4.13 Gli Statuti degli enti pubblici
A) Nozione di Statuto
Per Statuto si intende un atto normativo avente come oggetto l'organizzazione del-
l'ente e le linee fondamentali della sua attività. Lo Statuto è, quindi, espressione di una
potestà organizzatoria a carattere normativo, che può essere attribuita o allo stesso ente sulla cui
organizzazione si statuisce (in questo caso si parla di autonomia statutaria), oppure ad un
organo o ente diverso (cd. etero-Statuti).
La tipologia degli Statuti è alquanto varia, sia per ciò che riguarda il loro contenuto, sia per
ciò che riguarda la loro collocazione nel sistema delle fonti. Gli etero-Statuti, ad esempio, rivestono il
grado della fonte, statale o regionale, con la quale vengono adottati e il loro contenuto è fortemente
condizionato dall'ampiezza dei poteri di direzione e controllo riconosciuti all'ente che li emana. Gli
Statuti autonomi, invece, possono essere soggetti ad approvazione di altro ente al solo fine di poter
dispiegare efficacia giuridica nell'ordinamento generale. Non esiste, quindi, un modello unico di
Statuto ma diverse figure, alcune delle quali verranno esaminate qui di seguito.

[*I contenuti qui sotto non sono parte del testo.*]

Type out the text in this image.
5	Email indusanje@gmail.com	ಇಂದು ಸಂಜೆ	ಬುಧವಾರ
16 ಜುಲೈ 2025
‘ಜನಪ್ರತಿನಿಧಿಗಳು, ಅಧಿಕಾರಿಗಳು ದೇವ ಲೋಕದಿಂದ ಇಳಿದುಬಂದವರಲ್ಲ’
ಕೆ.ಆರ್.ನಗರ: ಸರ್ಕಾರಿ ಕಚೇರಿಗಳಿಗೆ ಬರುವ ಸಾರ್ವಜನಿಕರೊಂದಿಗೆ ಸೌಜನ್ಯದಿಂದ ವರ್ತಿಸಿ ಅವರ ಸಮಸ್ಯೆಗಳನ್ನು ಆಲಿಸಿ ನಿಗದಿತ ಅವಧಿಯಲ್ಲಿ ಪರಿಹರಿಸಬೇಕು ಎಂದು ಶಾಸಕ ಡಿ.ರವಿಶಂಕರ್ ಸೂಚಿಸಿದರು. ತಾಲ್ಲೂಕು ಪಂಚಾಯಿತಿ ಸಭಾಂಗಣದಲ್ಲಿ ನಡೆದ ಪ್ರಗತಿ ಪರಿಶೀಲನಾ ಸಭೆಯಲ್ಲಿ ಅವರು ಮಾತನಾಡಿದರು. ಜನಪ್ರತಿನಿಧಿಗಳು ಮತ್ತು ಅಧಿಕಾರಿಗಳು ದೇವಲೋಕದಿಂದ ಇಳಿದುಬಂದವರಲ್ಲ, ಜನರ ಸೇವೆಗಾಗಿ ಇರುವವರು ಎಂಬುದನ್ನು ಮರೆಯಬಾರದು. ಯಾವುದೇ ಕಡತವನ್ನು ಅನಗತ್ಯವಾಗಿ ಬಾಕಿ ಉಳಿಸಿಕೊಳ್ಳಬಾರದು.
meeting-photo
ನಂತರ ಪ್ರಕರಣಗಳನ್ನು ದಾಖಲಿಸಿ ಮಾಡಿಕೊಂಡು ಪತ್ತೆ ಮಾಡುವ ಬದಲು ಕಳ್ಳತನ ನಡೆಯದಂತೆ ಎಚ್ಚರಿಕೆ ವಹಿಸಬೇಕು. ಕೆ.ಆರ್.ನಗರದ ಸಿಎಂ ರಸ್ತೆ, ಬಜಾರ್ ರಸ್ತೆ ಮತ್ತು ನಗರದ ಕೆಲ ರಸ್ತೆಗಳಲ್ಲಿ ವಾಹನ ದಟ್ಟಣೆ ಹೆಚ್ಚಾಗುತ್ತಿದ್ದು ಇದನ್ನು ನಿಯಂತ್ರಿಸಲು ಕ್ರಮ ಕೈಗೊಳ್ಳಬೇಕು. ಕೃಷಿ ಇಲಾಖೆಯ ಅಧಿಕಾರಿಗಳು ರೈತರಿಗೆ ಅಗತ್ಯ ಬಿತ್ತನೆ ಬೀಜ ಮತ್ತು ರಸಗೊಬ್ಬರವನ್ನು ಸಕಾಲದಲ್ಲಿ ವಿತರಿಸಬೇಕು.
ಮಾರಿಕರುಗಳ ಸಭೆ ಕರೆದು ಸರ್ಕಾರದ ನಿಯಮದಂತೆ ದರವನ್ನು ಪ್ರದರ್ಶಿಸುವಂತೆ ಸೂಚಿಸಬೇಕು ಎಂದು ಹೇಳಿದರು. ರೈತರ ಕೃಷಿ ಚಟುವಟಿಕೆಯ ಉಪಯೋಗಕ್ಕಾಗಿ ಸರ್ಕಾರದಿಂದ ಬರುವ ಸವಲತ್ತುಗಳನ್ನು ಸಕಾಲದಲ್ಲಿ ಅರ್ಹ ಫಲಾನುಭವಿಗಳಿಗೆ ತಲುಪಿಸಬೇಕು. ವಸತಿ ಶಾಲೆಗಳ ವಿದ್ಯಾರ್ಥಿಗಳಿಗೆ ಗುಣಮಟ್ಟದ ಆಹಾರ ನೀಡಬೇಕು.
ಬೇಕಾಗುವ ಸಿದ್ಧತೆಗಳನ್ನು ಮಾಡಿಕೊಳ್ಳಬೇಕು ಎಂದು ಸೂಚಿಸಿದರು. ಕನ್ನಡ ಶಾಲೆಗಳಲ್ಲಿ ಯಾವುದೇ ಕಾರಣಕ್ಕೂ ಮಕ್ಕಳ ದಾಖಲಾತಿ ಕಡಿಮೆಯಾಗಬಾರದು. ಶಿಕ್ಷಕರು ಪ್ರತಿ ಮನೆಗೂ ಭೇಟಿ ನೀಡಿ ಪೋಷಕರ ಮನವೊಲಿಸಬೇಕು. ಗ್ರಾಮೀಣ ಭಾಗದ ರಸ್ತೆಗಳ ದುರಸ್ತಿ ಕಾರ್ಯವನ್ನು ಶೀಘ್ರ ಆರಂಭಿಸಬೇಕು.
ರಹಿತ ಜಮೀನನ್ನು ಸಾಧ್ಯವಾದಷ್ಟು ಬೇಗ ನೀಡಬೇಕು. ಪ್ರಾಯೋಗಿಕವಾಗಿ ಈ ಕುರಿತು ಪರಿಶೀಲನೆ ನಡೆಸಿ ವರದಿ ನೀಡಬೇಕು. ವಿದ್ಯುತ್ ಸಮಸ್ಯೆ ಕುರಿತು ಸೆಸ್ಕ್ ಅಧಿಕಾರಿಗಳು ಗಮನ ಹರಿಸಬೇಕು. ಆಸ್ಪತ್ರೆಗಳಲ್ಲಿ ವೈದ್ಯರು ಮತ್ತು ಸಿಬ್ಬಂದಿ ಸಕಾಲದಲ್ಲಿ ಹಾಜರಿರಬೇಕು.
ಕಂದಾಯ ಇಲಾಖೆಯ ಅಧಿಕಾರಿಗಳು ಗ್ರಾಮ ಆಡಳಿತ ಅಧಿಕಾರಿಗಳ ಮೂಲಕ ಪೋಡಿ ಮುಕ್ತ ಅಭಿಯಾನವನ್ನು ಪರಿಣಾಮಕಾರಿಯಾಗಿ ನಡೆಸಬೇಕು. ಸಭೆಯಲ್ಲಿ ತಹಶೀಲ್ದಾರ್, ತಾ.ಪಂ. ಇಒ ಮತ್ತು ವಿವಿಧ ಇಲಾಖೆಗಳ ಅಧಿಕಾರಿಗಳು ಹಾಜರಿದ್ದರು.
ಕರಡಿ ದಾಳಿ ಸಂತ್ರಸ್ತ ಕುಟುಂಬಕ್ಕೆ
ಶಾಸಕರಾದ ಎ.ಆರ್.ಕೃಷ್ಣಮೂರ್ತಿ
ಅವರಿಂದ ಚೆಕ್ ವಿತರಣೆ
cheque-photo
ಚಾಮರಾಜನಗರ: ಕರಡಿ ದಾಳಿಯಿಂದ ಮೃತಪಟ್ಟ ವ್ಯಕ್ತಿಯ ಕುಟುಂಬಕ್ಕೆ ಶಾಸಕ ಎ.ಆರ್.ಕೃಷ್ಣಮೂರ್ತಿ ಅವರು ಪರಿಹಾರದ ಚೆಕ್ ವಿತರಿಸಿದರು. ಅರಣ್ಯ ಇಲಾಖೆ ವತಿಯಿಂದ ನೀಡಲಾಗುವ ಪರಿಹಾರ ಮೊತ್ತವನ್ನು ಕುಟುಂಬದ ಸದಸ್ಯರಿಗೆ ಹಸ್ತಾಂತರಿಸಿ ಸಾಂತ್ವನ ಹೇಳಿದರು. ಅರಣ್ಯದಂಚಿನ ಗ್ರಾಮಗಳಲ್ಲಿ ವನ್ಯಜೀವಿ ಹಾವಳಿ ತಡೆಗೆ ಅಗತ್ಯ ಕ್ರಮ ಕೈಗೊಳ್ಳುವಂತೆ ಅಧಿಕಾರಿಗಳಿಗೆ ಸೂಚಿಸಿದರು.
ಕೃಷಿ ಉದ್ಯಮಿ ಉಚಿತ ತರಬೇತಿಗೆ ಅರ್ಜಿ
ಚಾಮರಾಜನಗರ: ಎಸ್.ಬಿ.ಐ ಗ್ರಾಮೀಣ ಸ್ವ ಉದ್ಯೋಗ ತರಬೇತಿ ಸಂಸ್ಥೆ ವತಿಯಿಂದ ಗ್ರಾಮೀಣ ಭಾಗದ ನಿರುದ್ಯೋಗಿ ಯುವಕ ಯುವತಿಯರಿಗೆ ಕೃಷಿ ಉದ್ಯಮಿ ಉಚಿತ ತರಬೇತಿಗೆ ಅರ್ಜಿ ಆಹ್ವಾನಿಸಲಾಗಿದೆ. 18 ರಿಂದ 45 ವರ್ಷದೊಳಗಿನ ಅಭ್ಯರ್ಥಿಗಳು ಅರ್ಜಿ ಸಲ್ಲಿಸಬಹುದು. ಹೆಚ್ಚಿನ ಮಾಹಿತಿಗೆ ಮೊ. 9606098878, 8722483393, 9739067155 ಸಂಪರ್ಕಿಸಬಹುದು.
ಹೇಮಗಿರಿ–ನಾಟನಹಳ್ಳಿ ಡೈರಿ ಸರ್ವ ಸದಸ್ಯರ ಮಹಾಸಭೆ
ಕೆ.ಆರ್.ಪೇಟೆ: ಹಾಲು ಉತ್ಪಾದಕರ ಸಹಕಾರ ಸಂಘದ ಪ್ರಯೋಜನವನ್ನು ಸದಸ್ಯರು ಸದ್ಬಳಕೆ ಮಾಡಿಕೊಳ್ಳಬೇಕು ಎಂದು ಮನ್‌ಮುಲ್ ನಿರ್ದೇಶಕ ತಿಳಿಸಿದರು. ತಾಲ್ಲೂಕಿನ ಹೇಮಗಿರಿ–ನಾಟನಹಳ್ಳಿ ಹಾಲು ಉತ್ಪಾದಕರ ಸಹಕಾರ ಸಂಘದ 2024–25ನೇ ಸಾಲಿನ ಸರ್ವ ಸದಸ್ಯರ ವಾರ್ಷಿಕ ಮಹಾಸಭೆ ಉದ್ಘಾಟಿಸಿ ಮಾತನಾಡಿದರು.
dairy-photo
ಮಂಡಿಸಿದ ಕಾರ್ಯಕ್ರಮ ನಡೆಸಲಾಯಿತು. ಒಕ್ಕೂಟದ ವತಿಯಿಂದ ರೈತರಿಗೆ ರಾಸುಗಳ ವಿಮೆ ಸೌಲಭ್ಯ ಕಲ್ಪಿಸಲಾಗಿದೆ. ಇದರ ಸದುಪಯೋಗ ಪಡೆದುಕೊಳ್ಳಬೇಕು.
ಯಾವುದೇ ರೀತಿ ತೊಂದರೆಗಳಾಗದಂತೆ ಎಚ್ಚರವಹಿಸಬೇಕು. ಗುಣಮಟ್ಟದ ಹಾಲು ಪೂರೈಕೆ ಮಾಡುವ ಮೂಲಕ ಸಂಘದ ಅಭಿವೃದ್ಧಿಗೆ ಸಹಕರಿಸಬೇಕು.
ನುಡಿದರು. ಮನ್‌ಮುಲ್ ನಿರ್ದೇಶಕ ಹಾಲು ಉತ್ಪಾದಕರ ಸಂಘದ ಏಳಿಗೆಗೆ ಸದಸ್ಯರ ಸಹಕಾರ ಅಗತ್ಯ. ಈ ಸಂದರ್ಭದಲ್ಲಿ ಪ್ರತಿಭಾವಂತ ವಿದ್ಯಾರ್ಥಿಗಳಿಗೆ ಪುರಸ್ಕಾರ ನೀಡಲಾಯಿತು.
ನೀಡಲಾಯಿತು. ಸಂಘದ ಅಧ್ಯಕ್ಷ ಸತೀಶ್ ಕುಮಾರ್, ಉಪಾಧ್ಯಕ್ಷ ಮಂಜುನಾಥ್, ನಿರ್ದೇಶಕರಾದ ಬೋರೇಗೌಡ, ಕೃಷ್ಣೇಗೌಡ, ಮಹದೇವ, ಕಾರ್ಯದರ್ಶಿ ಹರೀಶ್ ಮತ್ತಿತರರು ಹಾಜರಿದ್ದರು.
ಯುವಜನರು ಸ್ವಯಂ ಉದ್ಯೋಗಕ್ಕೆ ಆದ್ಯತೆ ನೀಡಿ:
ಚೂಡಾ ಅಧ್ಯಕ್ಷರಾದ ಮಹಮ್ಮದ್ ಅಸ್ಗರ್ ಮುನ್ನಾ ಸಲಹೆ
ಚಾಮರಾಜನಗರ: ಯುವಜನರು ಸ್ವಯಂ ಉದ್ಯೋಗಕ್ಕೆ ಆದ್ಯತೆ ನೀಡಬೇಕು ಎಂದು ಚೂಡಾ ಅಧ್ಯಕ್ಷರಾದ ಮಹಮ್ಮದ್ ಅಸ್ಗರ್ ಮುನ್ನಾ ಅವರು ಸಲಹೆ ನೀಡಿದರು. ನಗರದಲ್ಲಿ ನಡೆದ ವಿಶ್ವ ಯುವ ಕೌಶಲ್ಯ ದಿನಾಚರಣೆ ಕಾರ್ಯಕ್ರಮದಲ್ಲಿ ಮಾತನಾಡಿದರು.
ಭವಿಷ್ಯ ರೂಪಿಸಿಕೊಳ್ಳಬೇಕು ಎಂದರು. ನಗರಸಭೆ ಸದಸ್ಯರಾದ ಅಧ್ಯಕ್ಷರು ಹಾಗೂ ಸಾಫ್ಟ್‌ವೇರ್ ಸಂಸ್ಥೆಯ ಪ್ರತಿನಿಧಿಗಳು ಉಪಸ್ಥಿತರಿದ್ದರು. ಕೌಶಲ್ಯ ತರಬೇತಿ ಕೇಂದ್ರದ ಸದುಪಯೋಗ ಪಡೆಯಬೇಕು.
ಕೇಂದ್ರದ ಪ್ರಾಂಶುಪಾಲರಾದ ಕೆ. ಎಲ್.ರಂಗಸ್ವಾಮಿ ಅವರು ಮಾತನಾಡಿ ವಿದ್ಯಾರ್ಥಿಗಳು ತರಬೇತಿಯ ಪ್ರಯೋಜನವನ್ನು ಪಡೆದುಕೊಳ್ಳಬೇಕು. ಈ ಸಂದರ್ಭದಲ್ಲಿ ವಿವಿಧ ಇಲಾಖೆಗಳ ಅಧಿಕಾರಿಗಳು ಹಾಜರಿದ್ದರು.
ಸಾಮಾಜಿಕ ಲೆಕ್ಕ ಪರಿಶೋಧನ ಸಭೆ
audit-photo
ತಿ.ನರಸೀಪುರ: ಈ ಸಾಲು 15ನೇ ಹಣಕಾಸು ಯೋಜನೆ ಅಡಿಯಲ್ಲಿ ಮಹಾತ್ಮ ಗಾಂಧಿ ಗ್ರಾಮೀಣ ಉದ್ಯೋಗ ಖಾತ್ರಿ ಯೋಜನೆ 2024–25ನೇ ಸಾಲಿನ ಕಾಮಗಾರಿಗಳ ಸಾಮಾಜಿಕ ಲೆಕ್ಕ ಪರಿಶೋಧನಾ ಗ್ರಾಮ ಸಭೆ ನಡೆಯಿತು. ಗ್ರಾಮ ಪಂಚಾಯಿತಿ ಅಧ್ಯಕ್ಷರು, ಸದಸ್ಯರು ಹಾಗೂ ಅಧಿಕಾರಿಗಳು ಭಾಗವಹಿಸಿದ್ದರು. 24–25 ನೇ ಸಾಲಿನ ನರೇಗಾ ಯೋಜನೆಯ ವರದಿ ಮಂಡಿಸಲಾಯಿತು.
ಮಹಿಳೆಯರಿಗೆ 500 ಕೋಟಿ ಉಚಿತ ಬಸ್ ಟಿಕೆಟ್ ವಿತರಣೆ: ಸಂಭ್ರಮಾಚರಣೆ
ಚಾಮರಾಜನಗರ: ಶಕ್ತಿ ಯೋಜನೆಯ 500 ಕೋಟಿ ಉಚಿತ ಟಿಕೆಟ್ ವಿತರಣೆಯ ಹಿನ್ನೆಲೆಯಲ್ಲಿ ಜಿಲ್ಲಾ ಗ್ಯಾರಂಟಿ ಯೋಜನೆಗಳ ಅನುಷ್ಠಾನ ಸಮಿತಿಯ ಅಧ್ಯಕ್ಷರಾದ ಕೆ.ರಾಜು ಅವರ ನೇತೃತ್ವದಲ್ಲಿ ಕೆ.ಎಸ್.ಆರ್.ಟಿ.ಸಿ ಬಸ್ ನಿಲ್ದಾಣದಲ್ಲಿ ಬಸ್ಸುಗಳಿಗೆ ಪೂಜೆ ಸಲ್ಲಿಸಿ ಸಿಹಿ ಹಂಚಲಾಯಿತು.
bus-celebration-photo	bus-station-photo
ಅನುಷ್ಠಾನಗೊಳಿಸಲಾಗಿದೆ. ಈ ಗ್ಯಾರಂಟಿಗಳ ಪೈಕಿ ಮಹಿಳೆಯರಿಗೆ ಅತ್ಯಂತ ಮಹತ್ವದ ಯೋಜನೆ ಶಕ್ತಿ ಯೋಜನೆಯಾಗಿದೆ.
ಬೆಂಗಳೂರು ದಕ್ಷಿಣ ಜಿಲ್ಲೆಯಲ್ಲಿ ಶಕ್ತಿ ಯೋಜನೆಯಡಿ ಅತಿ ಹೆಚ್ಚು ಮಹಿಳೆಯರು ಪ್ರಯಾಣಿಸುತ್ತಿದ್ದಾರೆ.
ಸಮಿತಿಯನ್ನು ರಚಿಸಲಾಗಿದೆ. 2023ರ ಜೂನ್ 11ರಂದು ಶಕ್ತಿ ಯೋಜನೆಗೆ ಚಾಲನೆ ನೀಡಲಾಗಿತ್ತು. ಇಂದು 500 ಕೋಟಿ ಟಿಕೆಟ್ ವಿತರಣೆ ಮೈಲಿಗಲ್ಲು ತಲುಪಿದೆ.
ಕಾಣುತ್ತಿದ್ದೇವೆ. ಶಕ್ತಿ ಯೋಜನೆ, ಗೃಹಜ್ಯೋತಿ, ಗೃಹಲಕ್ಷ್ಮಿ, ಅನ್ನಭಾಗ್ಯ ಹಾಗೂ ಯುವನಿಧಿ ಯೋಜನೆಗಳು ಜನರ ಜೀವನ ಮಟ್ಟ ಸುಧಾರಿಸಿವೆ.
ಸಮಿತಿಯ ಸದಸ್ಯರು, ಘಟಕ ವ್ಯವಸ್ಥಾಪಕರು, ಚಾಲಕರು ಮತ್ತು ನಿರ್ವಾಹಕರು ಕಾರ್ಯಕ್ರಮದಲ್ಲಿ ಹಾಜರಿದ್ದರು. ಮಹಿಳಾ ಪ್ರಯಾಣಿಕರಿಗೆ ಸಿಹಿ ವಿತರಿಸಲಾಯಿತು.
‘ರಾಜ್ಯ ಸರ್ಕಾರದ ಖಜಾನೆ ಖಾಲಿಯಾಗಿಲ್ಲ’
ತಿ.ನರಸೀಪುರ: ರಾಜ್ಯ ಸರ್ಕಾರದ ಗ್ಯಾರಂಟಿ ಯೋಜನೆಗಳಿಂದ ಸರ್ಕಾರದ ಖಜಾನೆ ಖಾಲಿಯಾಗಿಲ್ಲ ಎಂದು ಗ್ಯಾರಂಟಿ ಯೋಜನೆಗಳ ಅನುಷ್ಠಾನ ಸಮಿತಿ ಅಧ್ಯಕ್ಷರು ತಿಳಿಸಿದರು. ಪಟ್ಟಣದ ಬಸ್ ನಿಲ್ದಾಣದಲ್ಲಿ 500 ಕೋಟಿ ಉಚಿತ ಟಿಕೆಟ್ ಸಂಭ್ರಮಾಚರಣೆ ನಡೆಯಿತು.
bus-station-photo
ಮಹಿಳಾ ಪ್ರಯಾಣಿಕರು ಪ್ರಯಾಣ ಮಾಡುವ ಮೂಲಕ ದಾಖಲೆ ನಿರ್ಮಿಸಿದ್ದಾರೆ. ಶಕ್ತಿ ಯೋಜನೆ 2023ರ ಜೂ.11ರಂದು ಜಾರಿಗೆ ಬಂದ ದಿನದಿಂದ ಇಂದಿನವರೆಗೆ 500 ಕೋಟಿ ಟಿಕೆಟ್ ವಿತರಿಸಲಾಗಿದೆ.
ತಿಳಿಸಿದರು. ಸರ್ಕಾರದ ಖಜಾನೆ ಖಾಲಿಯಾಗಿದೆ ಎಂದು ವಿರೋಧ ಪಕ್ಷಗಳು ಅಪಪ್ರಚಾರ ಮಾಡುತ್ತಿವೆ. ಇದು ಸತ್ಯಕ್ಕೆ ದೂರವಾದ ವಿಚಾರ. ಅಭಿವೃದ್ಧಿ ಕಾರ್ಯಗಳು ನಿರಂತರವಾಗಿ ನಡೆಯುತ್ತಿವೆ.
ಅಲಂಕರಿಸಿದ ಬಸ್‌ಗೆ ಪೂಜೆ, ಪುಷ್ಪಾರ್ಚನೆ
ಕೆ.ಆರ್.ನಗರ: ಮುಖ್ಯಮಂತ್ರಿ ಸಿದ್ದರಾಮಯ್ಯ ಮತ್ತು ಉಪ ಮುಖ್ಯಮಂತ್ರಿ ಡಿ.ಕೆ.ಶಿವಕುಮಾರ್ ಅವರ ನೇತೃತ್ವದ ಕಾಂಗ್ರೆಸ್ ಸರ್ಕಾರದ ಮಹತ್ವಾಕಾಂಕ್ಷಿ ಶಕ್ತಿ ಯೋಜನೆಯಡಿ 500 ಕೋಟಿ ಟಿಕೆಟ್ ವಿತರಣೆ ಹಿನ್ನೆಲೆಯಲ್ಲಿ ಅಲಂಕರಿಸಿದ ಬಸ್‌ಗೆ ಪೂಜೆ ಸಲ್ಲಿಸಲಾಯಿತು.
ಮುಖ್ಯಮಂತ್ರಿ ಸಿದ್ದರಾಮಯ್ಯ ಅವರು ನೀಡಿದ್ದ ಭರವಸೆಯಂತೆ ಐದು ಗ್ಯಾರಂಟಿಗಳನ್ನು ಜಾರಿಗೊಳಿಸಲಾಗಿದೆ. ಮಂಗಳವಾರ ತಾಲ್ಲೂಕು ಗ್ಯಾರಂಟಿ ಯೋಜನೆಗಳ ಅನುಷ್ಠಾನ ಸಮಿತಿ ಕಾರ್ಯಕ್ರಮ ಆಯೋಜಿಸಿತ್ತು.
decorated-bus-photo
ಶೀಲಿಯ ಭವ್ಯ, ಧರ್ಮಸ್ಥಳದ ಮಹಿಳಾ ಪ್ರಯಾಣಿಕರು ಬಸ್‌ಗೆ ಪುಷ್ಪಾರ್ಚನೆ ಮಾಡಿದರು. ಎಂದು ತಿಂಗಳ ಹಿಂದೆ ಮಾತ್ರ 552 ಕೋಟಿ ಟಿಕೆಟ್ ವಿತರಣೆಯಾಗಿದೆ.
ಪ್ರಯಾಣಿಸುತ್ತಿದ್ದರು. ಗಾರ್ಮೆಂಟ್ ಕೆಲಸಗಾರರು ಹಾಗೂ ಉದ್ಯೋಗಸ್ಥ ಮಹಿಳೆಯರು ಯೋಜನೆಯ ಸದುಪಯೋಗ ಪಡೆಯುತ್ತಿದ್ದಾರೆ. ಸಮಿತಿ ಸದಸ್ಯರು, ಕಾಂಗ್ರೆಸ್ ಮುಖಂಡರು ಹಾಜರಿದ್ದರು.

B) Statuti regionali (art. 114 Cost.)
In seguito alla riforma dell'alt. 1 23 Cost., introdotta dalla L. cost. 1/1999, gli Statuti delle
Regioni ordinarie sono leggi regionali approvate con un procedimento rafforzato (due
deliberazioni successive adottate ad intervallo non minore di due mesi ed eventuale sottoposizione a
referendum popolare) non soggette ad alcun visto. Gli Statuti delle Regioni
speciali sono, invece, rivestiti della forma della legge costituzionale statale.
C) Statuti comunali, provinciali e delle Città metropolitane (art. 114 Cost.)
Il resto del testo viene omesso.